I spent Sunday, as I usually do, wrestling with the ever proliferating hell of online job application interfaces. It seems that every newspaper, recruiting company, and mid-to-large-sized business in the country now has an online job application procedure that lurks behind the simple classified ad or job listing.
This is highly attractive to the organizations, naturally. I suspect that it may also act as a barrier to entry: For example, one of the online applications I worked on today had over one thousand self-evaluations of skill-level that were requested.
I have heard horror stories of how today’s response rate is the inverse of what it was last year: if we ran an ad in early 2001, I was lucky to get more than twenty responses to it; today in Seattle, I understand it’s not uncommon to get a thousand or more responses to a position announcement.
Nontheless, I suspect that the effect of all this detailed, fragmented information is actually not good for the organizations which are requesting it.
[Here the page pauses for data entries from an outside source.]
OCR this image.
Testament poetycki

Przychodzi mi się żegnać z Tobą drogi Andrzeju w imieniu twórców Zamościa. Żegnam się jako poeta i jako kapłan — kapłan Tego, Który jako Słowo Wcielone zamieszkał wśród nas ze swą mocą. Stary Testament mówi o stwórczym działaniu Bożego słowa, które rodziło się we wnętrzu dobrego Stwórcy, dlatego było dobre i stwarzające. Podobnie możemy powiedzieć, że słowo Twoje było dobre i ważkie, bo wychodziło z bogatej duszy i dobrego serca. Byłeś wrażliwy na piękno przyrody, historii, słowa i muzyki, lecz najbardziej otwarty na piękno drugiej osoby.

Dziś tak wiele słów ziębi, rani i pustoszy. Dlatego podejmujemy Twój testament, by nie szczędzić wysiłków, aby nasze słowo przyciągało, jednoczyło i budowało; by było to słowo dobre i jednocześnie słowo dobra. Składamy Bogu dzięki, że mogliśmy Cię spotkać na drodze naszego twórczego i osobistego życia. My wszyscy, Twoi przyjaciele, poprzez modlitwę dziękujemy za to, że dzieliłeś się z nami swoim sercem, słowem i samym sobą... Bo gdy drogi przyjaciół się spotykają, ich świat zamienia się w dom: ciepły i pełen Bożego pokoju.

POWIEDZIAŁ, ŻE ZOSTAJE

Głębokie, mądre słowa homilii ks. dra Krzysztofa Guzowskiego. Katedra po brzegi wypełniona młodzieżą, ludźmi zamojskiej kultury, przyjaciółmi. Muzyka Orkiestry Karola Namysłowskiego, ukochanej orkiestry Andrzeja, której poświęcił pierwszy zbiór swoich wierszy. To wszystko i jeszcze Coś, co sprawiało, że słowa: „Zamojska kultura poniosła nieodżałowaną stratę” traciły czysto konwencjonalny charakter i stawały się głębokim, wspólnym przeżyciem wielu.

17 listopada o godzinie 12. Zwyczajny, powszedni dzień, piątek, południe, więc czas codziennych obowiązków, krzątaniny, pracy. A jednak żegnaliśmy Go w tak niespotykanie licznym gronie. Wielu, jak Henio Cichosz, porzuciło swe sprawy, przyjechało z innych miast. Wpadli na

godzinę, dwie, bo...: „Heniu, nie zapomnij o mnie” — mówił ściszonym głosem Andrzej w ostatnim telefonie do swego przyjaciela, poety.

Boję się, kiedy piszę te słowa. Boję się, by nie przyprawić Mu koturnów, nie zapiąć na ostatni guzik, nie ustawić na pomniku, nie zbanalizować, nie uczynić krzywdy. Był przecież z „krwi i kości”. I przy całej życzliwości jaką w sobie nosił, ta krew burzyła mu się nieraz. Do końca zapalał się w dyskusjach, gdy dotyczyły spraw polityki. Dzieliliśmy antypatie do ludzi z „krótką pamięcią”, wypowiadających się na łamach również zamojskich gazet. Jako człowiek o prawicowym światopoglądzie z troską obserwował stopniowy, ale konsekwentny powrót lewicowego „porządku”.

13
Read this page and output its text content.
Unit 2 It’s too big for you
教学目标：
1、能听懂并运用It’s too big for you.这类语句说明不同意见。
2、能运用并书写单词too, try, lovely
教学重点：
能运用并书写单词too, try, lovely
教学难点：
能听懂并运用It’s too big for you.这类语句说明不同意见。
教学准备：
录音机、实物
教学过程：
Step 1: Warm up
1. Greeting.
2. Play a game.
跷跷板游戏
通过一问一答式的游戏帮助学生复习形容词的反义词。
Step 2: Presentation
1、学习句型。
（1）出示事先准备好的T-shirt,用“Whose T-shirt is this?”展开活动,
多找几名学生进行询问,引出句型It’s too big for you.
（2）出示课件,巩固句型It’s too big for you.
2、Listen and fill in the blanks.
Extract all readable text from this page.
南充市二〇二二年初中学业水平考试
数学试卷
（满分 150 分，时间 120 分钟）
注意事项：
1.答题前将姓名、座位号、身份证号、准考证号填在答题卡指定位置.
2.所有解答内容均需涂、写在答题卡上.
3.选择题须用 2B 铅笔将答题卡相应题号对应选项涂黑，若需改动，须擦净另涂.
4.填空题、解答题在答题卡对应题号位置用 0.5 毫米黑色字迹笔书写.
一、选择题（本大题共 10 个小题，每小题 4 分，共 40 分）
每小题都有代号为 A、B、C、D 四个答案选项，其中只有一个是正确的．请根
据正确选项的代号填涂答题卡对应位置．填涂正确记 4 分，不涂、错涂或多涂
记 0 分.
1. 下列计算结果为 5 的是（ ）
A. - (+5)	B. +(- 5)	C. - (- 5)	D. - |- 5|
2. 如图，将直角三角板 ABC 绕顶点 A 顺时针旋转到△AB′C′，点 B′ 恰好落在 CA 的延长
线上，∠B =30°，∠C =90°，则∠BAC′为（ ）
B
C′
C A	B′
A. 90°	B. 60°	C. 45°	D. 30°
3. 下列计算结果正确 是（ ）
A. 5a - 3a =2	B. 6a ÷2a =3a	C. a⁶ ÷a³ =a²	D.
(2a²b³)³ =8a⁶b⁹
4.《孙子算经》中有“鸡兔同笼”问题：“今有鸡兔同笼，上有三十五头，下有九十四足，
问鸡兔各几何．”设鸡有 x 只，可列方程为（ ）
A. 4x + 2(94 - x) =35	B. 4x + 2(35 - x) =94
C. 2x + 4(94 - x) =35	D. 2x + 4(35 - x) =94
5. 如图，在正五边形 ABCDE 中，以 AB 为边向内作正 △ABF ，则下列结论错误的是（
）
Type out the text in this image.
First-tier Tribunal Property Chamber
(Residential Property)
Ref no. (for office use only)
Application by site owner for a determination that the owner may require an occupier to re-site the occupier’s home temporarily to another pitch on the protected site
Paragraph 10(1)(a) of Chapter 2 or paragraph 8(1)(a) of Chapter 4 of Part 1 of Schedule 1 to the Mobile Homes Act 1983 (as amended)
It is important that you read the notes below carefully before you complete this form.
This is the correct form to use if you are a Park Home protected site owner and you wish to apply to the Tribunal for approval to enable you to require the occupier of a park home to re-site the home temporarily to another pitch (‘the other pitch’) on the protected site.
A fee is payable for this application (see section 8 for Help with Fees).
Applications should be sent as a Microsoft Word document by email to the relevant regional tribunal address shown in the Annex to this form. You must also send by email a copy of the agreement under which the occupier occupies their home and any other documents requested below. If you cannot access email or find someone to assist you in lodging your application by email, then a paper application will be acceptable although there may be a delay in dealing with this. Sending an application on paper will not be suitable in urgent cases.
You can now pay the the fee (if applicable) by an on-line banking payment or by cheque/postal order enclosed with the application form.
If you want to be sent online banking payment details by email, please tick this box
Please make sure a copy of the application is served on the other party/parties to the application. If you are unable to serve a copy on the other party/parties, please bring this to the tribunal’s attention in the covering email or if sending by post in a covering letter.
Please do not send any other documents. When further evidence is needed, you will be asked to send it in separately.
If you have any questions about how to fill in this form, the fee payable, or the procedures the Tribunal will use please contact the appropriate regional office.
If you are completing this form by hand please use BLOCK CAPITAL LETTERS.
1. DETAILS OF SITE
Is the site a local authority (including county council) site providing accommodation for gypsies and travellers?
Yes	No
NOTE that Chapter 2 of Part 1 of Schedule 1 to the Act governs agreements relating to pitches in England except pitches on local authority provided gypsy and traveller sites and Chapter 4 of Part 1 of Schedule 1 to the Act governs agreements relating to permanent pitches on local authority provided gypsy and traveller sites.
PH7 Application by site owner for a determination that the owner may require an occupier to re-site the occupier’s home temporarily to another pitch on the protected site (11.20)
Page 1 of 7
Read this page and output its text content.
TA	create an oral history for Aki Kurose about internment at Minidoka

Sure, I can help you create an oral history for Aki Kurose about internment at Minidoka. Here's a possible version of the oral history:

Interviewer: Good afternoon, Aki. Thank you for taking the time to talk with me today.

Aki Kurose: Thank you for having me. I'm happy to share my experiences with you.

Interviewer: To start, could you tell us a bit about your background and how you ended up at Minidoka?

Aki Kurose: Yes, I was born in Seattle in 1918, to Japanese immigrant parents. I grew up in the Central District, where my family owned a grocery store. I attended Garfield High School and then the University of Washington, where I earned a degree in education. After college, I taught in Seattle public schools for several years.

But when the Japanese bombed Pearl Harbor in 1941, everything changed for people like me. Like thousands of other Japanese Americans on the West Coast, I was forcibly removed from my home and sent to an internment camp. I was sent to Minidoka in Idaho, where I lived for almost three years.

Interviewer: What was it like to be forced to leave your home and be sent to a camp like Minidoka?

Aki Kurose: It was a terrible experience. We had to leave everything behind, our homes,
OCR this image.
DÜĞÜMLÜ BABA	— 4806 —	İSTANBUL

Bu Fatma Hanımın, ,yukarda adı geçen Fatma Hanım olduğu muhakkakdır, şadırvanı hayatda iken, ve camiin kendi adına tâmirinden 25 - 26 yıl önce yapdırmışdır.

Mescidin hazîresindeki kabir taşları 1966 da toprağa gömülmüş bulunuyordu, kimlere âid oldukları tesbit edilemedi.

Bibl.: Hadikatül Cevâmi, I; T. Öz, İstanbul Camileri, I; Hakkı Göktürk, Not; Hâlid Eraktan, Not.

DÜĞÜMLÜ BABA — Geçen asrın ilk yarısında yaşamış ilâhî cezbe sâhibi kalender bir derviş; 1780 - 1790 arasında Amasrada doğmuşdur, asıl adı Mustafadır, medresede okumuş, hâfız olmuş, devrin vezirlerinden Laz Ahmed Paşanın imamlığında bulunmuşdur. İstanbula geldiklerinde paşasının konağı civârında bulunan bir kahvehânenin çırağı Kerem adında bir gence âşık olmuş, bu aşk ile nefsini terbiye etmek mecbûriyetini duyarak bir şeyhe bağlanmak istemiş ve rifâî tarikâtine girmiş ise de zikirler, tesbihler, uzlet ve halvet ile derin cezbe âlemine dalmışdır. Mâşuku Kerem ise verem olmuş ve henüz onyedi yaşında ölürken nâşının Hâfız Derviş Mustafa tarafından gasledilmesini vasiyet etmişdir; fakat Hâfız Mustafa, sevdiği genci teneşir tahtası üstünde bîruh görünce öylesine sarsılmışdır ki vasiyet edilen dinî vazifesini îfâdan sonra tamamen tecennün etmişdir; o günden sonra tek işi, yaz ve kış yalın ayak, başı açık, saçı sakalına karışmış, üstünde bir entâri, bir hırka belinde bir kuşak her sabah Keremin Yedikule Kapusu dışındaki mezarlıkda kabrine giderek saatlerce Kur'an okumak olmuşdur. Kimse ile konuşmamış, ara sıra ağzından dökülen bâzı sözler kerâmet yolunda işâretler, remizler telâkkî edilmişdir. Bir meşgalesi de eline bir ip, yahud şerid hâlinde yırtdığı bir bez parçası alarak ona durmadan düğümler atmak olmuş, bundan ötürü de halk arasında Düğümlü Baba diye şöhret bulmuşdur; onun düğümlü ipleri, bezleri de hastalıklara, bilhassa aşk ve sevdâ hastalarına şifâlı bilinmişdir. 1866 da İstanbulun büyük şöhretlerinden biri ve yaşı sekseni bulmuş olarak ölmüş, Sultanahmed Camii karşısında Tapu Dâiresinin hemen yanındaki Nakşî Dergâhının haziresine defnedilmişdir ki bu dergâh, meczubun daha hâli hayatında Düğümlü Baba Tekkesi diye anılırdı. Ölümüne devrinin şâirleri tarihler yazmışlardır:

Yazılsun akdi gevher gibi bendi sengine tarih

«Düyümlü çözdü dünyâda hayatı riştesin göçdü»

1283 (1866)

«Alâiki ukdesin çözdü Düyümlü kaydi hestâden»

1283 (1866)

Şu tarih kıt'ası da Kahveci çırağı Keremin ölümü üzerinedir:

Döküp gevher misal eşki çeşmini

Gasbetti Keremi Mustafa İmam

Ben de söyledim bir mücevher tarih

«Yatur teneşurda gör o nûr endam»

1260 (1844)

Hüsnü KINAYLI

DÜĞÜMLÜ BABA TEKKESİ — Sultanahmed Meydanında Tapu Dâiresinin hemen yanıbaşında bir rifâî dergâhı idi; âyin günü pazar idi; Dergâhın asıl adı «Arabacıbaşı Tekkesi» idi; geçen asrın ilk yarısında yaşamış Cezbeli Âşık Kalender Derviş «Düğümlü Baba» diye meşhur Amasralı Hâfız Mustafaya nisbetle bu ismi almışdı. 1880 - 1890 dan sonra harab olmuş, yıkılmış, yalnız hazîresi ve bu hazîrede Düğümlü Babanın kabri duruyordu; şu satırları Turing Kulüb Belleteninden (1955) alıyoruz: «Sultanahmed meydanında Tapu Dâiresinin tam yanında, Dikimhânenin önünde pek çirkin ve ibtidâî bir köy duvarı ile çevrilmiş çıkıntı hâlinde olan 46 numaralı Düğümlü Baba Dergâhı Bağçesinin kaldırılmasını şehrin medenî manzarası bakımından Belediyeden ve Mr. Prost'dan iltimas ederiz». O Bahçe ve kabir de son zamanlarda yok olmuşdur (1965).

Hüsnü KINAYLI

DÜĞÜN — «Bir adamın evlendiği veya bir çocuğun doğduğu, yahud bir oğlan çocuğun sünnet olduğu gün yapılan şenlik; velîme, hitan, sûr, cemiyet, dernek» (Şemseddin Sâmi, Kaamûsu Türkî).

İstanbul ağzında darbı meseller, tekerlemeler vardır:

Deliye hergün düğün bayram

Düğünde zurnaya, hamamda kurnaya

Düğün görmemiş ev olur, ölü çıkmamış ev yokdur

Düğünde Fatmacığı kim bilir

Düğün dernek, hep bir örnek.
The primary reason it’s problematic has to to with long-term personal-information management problems. When MyTemps is purchased by TodaysUnderpaid.com, which records should be retained? Did the applicants at MyTemps know that they were also making their information available to TodaysUnderpaid.com? Of course not. Is there long-term liability exposure in such situations? Of course.
The ideal soution would be for both MyTemps and TodaysUnderpaid to read and write data from and to a central repository, much in the manner of the failed Microsoft .NET initiative I referred to a couple days ago. The problem here, as there, is that each corporate concern equates data with revenue, and in particular exclusive data, probably inaccurately. Nonetheless, contracts are written based upon this assumption.
Additionally, privacy legislation emphasizes the importance of protecting your organizations’ data stores.
Wait! I’ve wandered afield. My point is, online job hunting is clearly becoming much less effective from the perspective of the prospective employee because of the proliferation of detailed profile requests. I wonder if XNS.org has considered designing and implementing an XML-based professional profiling system? There’s even possible monetary benefit to the individual participant in such a system.